Chi può accedere a questo ponte?
“Con un kit da ferrata omologato (imbragatura, casco, etc.) chiunque può avvicinarsi a questi percorsi: mai da soli, però. Oggi di questi ponti ne esistono a centinaia sulle nostre Alpi. Il toponimo era nato dai primi ponti tibetani costruiti per attraversare torrenti ed ostacoli durante le spedizioni himalaiane. Ne esistono di tutti i tipi. I più difficili sono quelli chiamati “ponte de singe” costituiti da una fune per i piedi e due per la mani, più un cavo (a volte) ove far scorrere i moschettoni di sicurezza. I più ostici sono poi quelli per “acrobati” con soli due cavi di sostegno (uno per i piedi e uno per la mani), ma questi come alcuni passaggi di forza che superano tetti e strapiombi costruiti su alcune ferrate, secondo me accontentano solo i rambo e senza una via di fuga accanto, costituiscono invece una difficoltà troppo elevata per i meno avvezzi. Ma questo discorso varrebbe un capitolo sé stante”.

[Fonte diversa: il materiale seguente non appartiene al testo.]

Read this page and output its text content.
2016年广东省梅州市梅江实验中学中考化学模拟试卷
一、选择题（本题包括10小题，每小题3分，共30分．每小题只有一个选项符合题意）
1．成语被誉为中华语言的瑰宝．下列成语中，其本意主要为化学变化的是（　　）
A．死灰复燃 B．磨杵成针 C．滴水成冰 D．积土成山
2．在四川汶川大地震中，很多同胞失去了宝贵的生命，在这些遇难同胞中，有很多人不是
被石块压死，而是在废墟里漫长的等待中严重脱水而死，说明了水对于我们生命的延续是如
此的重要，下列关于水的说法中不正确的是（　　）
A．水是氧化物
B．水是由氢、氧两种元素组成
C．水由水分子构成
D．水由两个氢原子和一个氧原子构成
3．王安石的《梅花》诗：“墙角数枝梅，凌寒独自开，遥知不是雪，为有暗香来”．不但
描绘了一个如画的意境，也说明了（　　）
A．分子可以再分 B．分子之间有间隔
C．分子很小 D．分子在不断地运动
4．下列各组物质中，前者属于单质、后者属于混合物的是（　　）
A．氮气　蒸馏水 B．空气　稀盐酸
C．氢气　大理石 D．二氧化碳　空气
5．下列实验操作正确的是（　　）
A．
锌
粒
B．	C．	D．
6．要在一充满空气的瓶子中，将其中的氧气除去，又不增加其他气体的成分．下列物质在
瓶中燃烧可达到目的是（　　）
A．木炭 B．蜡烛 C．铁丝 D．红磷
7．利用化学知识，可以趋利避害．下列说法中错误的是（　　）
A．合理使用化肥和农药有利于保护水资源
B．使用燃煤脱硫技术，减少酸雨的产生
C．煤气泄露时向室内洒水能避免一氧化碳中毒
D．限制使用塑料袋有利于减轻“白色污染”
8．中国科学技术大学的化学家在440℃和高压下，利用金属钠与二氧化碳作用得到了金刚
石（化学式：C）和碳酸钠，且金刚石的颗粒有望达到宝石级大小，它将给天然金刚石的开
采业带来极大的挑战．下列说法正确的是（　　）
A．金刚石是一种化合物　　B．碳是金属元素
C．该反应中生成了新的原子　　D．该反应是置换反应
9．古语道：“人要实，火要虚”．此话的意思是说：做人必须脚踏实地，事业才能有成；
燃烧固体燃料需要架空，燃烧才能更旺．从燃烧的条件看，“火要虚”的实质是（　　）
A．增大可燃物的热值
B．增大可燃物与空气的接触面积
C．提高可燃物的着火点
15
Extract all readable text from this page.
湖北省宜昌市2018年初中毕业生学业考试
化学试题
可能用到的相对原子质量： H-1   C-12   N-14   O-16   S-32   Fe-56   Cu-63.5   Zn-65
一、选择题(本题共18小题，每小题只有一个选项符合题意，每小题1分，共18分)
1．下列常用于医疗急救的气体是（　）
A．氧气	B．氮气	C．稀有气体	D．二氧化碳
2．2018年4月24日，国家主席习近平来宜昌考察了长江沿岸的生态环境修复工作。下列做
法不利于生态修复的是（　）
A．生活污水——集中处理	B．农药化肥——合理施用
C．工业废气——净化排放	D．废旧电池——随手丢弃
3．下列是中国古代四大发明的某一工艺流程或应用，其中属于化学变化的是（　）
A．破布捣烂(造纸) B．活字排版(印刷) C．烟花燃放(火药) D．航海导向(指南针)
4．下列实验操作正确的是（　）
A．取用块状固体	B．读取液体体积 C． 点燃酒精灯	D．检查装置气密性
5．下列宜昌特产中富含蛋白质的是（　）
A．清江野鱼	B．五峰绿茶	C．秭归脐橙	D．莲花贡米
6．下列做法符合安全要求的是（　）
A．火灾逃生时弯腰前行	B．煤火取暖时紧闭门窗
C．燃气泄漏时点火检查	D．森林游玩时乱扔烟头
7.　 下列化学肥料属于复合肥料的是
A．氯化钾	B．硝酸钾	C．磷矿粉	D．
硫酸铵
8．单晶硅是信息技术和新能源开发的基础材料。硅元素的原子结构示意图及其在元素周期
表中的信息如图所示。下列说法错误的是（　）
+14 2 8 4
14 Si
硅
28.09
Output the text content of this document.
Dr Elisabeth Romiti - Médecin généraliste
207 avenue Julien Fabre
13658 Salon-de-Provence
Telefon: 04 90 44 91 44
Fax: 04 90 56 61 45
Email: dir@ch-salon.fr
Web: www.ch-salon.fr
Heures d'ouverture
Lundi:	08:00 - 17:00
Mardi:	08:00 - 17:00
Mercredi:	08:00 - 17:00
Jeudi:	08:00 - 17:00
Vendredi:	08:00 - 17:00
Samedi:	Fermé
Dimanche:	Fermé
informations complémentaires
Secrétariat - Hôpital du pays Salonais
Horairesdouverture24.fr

Altre passioni in agguato?
“Con due validissimi coautori aviglianesi stiamo per ultimare quello che per me sarà il venticinquesimo libro pubblicato. Un progetto editoriale riguardante Avigliana, dove ora vivo, città medioevale dal cuore verde. Libro imperniato sul camminare ad Avigliana e dintorni, trenta capitoli con descrizioni dettagliate degli itinerari e richiamo ai punti di interesse storico, artistico e naturalistico, ai luoghi e personaggi dello sport, ai Maestri del gusto e alle eccellenze gastronomiche del territorio. La prima presentazione, prevista nella seconda quindicina di marzo, sarà nella Sala Consiliare di Avigliana. Per finire, parlare di passioni in agguato alla soglia della settantina mi sembra un po’ avveniristico. I miei sogni più immediati sarebbero quelli di vedere mio figlio con un lavoro stabile e poter almeno una volta far visita a mia figlia e alle nipotine in Canada”.